If you've been paying attention, you're probably struggling with the maths, and feeling like this is very complicated.
The thing you should consider here, is that the executives who fund us feel like this is very complicated too.
They are trying to assess the value added by records practice, in the context of the cost it adds.
While doing the same thing with other alternatives.
If you're struggling with the maths, imagine how executives are going when they don't understand records management practice at all, and have very little professional incentive to deal with the complicated set of economics.
And very little incentive to deal with long term problems.
And many priorities that probably have a set of options and payoffs that are easier to understand.
Is it any wonder that they go with the fileserver, or the cloud storage, or the business application now, and deal with the long term problems when they occur?
This has been a long and complicated post, and I hope you've stuck with me to here.
There are three underlying points that I think we all need to consier.
The first consideration, is that we have competitors. Our practices are in competition with other ways of achieving the same goal, and the competition is ultimately an economic one. In the short term, ideology can win, politics can win, crises can win, regulators can win. Over the long term, the winner in any human game is the economical one because all human problems ultimately come down to affording food, and when we can’t afford food, the unnecessary effort or effort on long term problems gets cut in favour of eating.
Whatever goal we are employed to achieve, if our solution has worse economics than another way of achieving it, we are a temporary solution to that problem that can and will be replaced by the more economical one.
The second consideration, is that we have to consider and reconsider our practices in terms of how they affect the economics of the problem we solve.
It may have seemed like a great idea to describe at the document level when we got EDRMS and each document became a discrete thing that we could add metadata to. I'd bet archivists and historians were practically frothing at the mouth with excitement about it.
Then we went non-custodial though, and put 10x the work on rank and file employees to achieve the same task as the fileserver.
We also stuck a BCS or some kind of keywording system in front of them that cost them even more effort to decipher, and often made it harder for them to find things in the future when compared to the fileserver.
This is to say that we should look at the economics of every single core records practice, because they were all invented in the paper age when records managements saved people more time than google, and every other option was worse, now there are other viable options, and they are winning because their perceived economics are better.

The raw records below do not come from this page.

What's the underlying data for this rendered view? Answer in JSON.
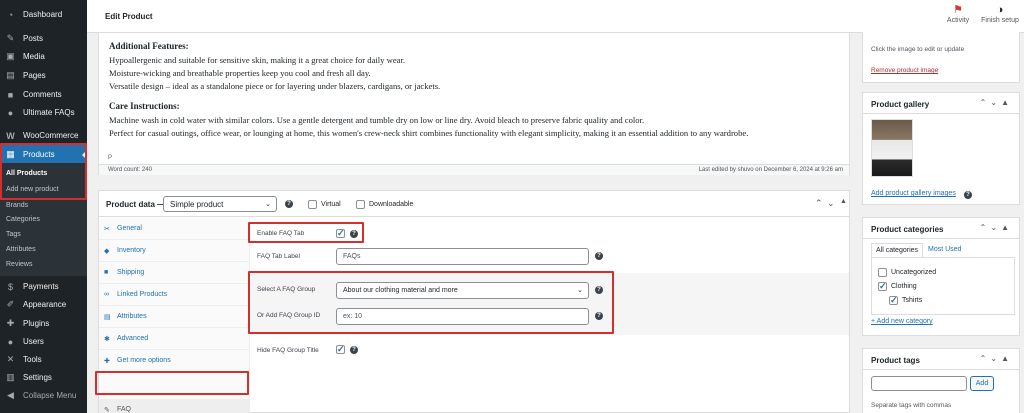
{
  "sidebar": {
    "menu": [
      {
        "label": "Dashboard",
        "icon": "dashboard-icon"
      },
      {
        "label": "Posts",
        "icon": "pin-icon"
      },
      {
        "label": "Media",
        "icon": "media-icon"
      },
      {
        "label": "Pages",
        "icon": "pages-icon"
      },
      {
        "label": "Comments",
        "icon": "comment-icon"
      },
      {
        "label": "Ultimate FAQs",
        "icon": "help-icon"
      },
      {
        "label": "WooCommerce",
        "icon": "woo-icon"
      },
      {
        "label": "Products",
        "icon": "archive-icon"
      }
    ],
    "submenu": [
      "All Products",
      "Add new product",
      "Brands",
      "Categories",
      "Tags",
      "Attributes",
      "Reviews"
    ],
    "lower_menu": [
      {
        "label": "Payments",
        "icon": "payments-icon"
      },
      {
        "label": "Appearance",
        "icon": "brush-icon"
      },
      {
        "label": "Plugins",
        "icon": "plugin-icon"
      },
      {
        "label": "Users",
        "icon": "user-icon"
      },
      {
        "label": "Tools",
        "icon": "wrench-icon"
      },
      {
        "label": "Settings",
        "icon": "settings-icon"
      },
      {
        "label": "Collapse Menu",
        "icon": "collapse-icon"
      }
    ]
  },
  "topbar": {
    "title": "Edit Product",
    "activity_label": "Activity",
    "finish_setup_label": "Finish setup"
  },
  "editor": {
    "additional_heading": "Additional Features:",
    "additional_lines": [
      "Hypoallergenic and suitable for sensitive skin, making it a great choice for daily wear.",
      "Moisture-wicking and breathable properties keep you cool and fresh all day.",
      "Versatile design – ideal as a standalone piece or for layering under blazers, cardigans, or jackets."
    ],
    "care_heading": "Care Instructions:",
    "care_lines": [
      "Machine wash in cold water with similar colors. Use a gentle detergent and tumble dry on low or line dry. Avoid bleach to preserve fabric quality and color.",
      "Perfect for casual outings, office wear, or lounging at home, this women's crew-neck shirt combines functionality with elegant simplicity, making it an essential addition to any wardrobe."
    ],
    "path": "P",
    "word_count": "Word count: 240",
    "last_edited": "Last edited by shuvo on December 6, 2024 at 9:26 am"
  },
  "product_data": {
    "title": "Product data —",
    "product_type": "Simple product",
    "virtual_label": "Virtual",
    "downloadable_label": "Downloadable",
    "tabs": [
      {
        "label": "General",
        "icon": "wrench-icon"
      },
      {
        "label": "Inventory",
        "icon": "tag-icon"
      },
      {
        "label": "Shipping",
        "icon": "truck-icon"
      },
      {
        "label": "Linked Products",
        "icon": "link-icon"
      },
      {
        "label": "Attributes",
        "icon": "list-icon"
      },
      {
        "label": "Advanced",
        "icon": "gear-icon"
      },
      {
        "label": "Get more options",
        "icon": "plugin-icon"
      },
      {
        "label": "FAQ",
        "icon": "pin-icon"
      }
    ],
    "fields": {
      "enable_faq_label": "Enable FAQ Tab",
      "faq_tab_label": "FAQ Tab Label",
      "faq_tab_value": "FAQs",
      "select_group_label": "Select A FAQ Group",
      "select_group_value": "About our clothing material and more",
      "add_group_label": "Or Add FAQ Group ID",
      "add_group_placeholder": "ex: 10",
      "hide_title_label": "Hide FAQ Group Title"
    }
  },
  "right": {
    "image_text": "Click the image to edit or update",
    "remove_image": "Remove product image",
    "gallery_title": "Product gallery",
    "add_gallery": "Add product gallery images",
    "categories_title": "Product categories",
    "all_categories": "All categories",
    "most_used": "Most Used",
    "categories": [
      "Uncategorized",
      "Clothing",
      "Tshirts"
    ],
    "add_category": "+ Add new category",
    "tags_title": "Product tags",
    "add_button": "Add",
    "tags_hint": "Separate tags with commas"
  },
  "colors": {
    "accent": "#2271b1",
    "sidebar": "#1d2327",
    "highlight": "#d32f2f"
  }
}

The third consideration, is to remember that the economics are complicated. This is true for both the short and long term economics.
The only group that has an incentive to do the work on the economics of records management and the comparison to its alternatives, and to adapt new practices that solve the same problems even more economically, is us.
The bad news is that if we won't reconsider and reform our own practice economics, someone else will do it for us.
They won't do it by coming to us and saying "hey there, nice records people, your practices aren't economical in comparison to their alternatives anymore, lets all sit down together and work out how we can make them more economical so I can keep giving you this money instead of giving it to these nice people over here who seem like they're providing an easier and cheaper way to solve the same problem."
They'll just spend the money somewhere else.